Socio-Economic Inequalities in Lung Cancer Outcomes: An Overview of Systematic Reviews
Round 1
Reviewer 1 Report
The present study evaluates the impact of socio-economic status on lung cancer outcomes. The authors have performed a thorough selection of existing systematic-reviews on the topic using strict criteria for inclusion and analyzed the influence of socio-economic status on several parameters related to lung cancer incidence, diagnosis, treatment and survival.
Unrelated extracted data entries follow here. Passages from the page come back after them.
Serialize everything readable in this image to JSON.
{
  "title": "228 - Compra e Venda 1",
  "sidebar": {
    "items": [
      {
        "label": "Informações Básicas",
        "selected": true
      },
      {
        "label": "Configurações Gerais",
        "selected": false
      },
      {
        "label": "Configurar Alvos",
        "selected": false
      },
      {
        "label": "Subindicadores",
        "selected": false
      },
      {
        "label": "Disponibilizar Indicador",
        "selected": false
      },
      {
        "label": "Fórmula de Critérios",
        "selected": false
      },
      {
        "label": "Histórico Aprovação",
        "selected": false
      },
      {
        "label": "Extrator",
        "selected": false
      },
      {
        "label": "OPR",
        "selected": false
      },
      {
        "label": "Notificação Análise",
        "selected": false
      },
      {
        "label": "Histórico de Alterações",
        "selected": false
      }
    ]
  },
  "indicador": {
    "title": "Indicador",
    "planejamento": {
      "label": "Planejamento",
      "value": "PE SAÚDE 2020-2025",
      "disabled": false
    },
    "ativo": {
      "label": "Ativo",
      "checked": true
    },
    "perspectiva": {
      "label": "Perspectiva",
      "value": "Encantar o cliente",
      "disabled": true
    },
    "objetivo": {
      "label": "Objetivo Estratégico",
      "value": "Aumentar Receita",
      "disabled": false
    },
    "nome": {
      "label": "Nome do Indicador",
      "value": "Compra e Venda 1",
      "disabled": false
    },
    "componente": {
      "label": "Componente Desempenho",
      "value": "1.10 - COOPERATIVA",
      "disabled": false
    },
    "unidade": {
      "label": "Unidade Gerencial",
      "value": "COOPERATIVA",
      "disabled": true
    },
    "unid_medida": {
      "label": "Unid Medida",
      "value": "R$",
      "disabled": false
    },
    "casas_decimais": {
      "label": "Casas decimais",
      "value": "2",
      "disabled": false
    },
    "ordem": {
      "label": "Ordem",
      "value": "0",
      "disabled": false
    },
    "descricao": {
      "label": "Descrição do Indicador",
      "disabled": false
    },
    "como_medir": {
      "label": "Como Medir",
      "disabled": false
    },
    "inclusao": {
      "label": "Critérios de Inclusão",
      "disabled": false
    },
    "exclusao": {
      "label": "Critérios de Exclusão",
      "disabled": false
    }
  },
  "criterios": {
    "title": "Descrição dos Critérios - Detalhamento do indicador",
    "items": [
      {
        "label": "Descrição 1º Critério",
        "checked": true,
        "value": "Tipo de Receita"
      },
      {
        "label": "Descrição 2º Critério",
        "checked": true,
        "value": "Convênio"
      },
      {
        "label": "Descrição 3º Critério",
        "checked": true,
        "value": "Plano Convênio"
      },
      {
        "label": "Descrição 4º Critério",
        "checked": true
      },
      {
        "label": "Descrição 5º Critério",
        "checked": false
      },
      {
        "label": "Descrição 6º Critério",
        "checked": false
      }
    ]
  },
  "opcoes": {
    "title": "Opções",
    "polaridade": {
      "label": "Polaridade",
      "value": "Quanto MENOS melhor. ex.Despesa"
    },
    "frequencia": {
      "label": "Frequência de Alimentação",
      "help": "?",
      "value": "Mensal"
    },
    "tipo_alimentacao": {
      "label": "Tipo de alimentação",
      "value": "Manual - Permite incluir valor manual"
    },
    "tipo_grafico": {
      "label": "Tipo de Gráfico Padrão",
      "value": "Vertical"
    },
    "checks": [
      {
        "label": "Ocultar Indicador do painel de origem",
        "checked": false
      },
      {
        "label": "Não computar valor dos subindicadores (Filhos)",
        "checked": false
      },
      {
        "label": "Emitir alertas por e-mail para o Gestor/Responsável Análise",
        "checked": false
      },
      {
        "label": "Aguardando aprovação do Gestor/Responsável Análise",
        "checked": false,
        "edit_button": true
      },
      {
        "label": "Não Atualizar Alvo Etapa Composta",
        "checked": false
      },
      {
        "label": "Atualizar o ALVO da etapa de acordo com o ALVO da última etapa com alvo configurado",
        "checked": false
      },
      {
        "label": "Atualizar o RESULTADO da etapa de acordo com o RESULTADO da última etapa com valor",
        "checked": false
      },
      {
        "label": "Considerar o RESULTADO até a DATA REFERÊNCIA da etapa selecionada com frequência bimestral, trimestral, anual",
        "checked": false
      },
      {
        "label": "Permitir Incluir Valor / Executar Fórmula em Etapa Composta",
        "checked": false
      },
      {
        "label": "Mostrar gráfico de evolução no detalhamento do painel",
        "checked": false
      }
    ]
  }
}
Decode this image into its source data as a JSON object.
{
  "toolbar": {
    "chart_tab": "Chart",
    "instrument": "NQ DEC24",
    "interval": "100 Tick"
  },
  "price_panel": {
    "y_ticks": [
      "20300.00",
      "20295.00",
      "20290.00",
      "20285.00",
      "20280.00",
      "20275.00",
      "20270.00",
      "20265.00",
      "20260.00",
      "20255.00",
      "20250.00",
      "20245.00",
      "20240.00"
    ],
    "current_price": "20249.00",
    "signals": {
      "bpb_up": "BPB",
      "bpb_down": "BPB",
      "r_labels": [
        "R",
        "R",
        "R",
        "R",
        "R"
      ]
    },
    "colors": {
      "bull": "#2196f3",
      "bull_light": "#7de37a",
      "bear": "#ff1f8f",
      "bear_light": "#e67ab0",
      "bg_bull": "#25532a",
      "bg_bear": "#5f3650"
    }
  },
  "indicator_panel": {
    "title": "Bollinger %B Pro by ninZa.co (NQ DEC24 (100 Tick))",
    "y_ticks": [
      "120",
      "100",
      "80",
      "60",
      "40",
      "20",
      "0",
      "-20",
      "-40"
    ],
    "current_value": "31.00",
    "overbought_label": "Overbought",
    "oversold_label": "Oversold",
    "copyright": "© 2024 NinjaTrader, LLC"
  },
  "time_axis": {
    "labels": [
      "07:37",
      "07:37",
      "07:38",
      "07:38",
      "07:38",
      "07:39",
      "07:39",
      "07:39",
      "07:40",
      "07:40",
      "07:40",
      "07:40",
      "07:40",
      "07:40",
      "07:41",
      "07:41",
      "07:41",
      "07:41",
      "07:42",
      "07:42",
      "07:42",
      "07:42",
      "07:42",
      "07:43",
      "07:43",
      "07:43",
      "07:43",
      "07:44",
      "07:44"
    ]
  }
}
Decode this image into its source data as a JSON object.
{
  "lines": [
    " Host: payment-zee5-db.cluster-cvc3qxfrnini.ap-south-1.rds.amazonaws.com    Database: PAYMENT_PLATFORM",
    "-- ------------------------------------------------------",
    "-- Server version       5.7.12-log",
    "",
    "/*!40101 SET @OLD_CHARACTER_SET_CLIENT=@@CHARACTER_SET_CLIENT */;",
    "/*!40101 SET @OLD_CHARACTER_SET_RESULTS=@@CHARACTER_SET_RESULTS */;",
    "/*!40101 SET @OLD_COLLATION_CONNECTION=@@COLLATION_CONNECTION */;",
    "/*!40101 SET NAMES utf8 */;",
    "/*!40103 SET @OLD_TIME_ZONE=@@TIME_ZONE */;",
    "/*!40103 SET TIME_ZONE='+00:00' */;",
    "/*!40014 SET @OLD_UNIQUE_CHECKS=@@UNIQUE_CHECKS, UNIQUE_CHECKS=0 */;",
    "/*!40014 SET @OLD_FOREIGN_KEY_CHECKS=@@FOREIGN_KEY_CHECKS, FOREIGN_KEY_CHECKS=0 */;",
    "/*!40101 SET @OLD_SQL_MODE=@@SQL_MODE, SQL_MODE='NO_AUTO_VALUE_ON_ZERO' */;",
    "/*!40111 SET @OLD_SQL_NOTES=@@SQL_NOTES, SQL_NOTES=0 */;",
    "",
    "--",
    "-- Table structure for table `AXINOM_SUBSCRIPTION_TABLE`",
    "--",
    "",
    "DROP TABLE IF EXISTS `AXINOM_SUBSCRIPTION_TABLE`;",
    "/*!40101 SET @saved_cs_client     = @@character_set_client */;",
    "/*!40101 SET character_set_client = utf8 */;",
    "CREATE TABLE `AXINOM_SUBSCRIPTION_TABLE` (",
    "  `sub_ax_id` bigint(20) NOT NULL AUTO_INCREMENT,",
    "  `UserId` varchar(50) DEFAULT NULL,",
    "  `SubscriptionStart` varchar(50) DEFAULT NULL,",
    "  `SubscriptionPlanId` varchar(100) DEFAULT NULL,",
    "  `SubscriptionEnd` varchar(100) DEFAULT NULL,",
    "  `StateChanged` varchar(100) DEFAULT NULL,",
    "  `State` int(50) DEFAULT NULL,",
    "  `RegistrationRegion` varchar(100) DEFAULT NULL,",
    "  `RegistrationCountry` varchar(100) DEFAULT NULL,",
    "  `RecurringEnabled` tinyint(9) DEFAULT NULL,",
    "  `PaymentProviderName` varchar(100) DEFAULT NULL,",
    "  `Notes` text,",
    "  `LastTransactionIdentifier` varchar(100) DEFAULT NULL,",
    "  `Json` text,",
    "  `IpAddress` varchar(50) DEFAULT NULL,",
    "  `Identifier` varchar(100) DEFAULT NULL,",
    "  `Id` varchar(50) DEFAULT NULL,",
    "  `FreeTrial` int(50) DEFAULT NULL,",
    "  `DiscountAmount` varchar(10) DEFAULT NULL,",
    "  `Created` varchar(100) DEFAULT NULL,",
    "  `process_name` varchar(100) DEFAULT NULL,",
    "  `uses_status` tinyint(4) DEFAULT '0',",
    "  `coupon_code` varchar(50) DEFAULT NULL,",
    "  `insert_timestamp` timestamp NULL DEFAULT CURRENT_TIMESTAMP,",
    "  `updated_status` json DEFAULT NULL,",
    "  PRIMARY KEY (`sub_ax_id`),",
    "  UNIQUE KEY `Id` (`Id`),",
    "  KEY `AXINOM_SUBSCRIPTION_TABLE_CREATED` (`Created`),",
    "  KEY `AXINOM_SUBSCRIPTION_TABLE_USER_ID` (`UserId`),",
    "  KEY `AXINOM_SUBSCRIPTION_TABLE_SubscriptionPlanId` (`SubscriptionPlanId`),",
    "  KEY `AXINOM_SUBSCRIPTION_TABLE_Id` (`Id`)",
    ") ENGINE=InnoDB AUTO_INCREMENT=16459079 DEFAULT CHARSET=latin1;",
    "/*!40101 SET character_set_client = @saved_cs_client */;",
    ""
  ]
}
The text is easy to follow, clear and well written, with only minor English spell check required. The methodology is explained in detail and appropriate resources are listed. In my opinion, the manuscript is of interest to readers as it summarizes the findings regarding the influence of socio-economic status on lung cancer care, highlighting both significant results and potential limitations of included studies. Considering the high mortality rate of lung cancer patients, the increasing incidence worldwide and the high costs generated by these patients in the healthcare system, this study could serve as a motivation for a more aggressive screening of patients with lower socio-economic status in the hope of an earlier diagnosis and an improved outcome.
Author Response
Reviewer 1
The present study evaluates the impact of socio-economic status on lung cancer outcomes. The authors have performed a thorough selection of existing systematic-reviews on the topic using strict criteria for inclusion and analyzed the influence of socio-economic status on several parameters related to lung cancer incidence, diagnosis, treatment and survival. The text is easy to follow, clear and well written, with only minor English spell check required. The methodology is explained in detail and appropriate resources are listed. In my opinion, the manuscript is of interest to readers as it summarizes the findings regarding the influence of socio-economic status on lung cancer care, highlighting both significant results and potential limitations of included studies. Considering the high mortality rate of lung cancer patients, the increasing incidence worldwide and the high costs generated by these patients in the healthcare system, this study could serve as a motivation for a more aggressive screening of patients with lower socio-economic status in the hope of an earlier diagnosis and an improved outcome.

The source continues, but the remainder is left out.